Lei do passe livre intermunicipal entra em vigor, mas falta dinheiro

Futuro governo pode tirar recursos do fundo de combate à pobreza para dar isenção nas passagens de estudantes
quarta-feira, 12 de dezembro de 2018
por Alerrandre Barros (alerrandre@avozdaserra.com.br)
Lei do passe livre intermunicipal entra em vigor, mas falta dinheiro

 

Entrou em vigor nesta terça-feira, 11, a lei estadual que garante passe livre no transporte intermunicipal a estudantes da rede pública de todas as modalidades de ensino técnico e também a alunos das universidades públicas e privadas. Em Nova Friburgo, a isenção pode beneficiar mais de três mil alunos de municípios vizinhos que vêm estudar aqui. Um impasse na fonte de custeio do benefício pode, contudo, impedir a aplicação da lei no primeiro semestre letivo de 2019.

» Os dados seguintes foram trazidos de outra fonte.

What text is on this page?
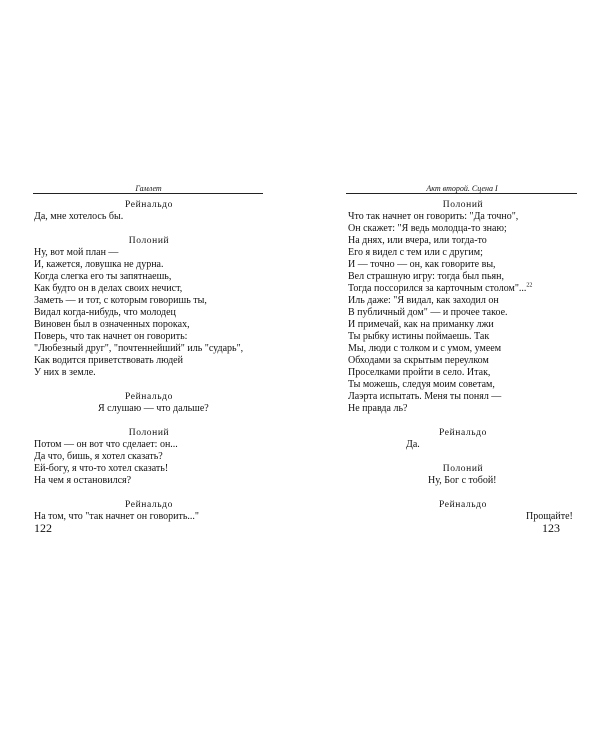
Гамлет
Рейнальдо
Да, мне хотелось бы.
Полоний
Ну, вот мой план —
И, кажется, ловушка не дурна.
Когда слегка его ты запятнаешь,
Как будто он в делах своих нечист,
Заметь — и тот, с которым говоришь ты,
Видал когда-нибудь, что молодец
Виновен был в означенных пороках,
Поверь, что так начнет он говорить:
"Любезный друг", "почтеннейший" иль "сударь",
Как водится приветствовать людей
У них в земле.
Рейнальдо
Я слушаю — что дальше?
Полоний
Потом — он вот что сделает: он...
Да что, бишь, я хотел сказать?
Ей-богу, я что-то хотел сказать!
На чем я остановился?
Рейнальдо
На том, что "так начнет он говорить..."
122
Акт второй. Сцена I
Полоний
Что так начнет он говорить: "Да точно",
Он скажет: "Я ведь молодца-то знаю;
На днях, или вчера, или тогда-то
Его я видел с тем или с другим;
И — точно — он, как говорите вы,
Вел страшную игру: тогда был пьян,
Тогда поссорился за карточным столом"...$^{22}$
Иль даже: "Я видал, как заходил он
В публичный дом" — и прочее такое.
И примечай, как на приманку лжи
Ты рыбку истины поймаешь. Так
Мы, люди с толком и с умом, умеем
Обходами за скрытым переулком
Проселками пройти в село. Итак,
Ты можешь, следуя моим советам,
Лаэрта испытать. Меня ты понял —
Не правда ль?
Рейнальдо
Да.
Полоний
Ну, Бог с тобой!
Рейнальдо
Прощайте!
123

Publicada no Diário Oficial do estado, a lei 8.202/2018 alterou a lei 4.510/2005 que já garantia a isenção das passagens aos alunos dos ensinos fundamental, médio e técnico das redes públicas municipal, estadual e federal, além de pessoas com deficiência e portadoras de doença crônica. O novo texto acrescentou a especificação dos diferentes tipos de educação técnica (integrado, concomitante e subsequente) e também estendeu o benefício para os estudantes do ensino superior, inclusive da rede privada.

Em setembro deste ano, o texto aprovado na Assembleia Legislativa do Estado do Rio de Janeiro (Alerj) foi encaminhado ao governador Luiz Fernando Pezão, que vetou a medida por “ausência de fonte de custeio para a concessão do subsídio”. O texto voltou para a Alerj. Na votação do último dia 5, deputados derrubaram o veto do governador, alegando que o Fundo Estadual de Combate à Pobreza, que recebe R$ 5 bilhões vindos de tributos e multas anualmente, poderá ser usado como fonte viabilizadora da isenção no transporte. A lei aprovada, porém, não menciona esse fundo.

Para deputados da Alerj, a lei promulgada já pode ser aplicada no próximo ano letivo. Já o governo Pezão, que termina no próximo dia 31 de dezembro, não confirmou se haverá dinheiro para custear mais essa despesa. O estado se recupera da crise e precisa cortar custos para cumprir o Regime de Recuperação Fiscal firmado com a União para evitar um colapso ainda maior na contas públicas. Não está claro, portanto, se no próximo semestre letivo, estudantes já poderão solicitar seu cartão à Riocard para embarque nos ônibus intermunicipais.

Dificuldade para estudar

Em Friburgo, a isenção no transporte intermunicipal é esperada com ansiedade por estudantes que moram em outras cidades. Marcella de Moraes, 22 anos, é presidente do Diretório Estudantil de Engenharia Elétrica do Cefet e estima que 40% dos alunos do curso moram em cidades vizinhas, como Bom Jardim, Cordeiro, Cantagalo, Cachoeiras de Macacu e Teresópolis. A estudante contou que muitos alunos desistiram dos cursos devido os custos com as passagens. “Muitos trancaram a matrícula. Apesar do nosso curso ser gratuito, muita gente não consegue custear outras despesas, como passagens e alimentação. Em Cordeiro, os universitários que utilizam o ônibus fornecido pela prefeitura ainda precisam pagar metade do valor, que não é coberto totalmente pelo município”, disse.

A nova lei tem autoria coletiva dos deputados Comte Bittencourt (PPS), André Lazaroni (MDB), Eliomar Coelho (Psol), Flávio Serafini (PSol), Marcelo Freixo (PSol), Gilberto Palmares (PT), Paulo Ramos (PDT), Silas Bento (PSL), Tio Carlos (SD), Waldeck Carneiro (PT), Carlos Minc (PSB), Márcio Pacheco (PSC), Zeidan Lula (PT), Wagner Montes (PRB) e Carlos Osório (PSDB).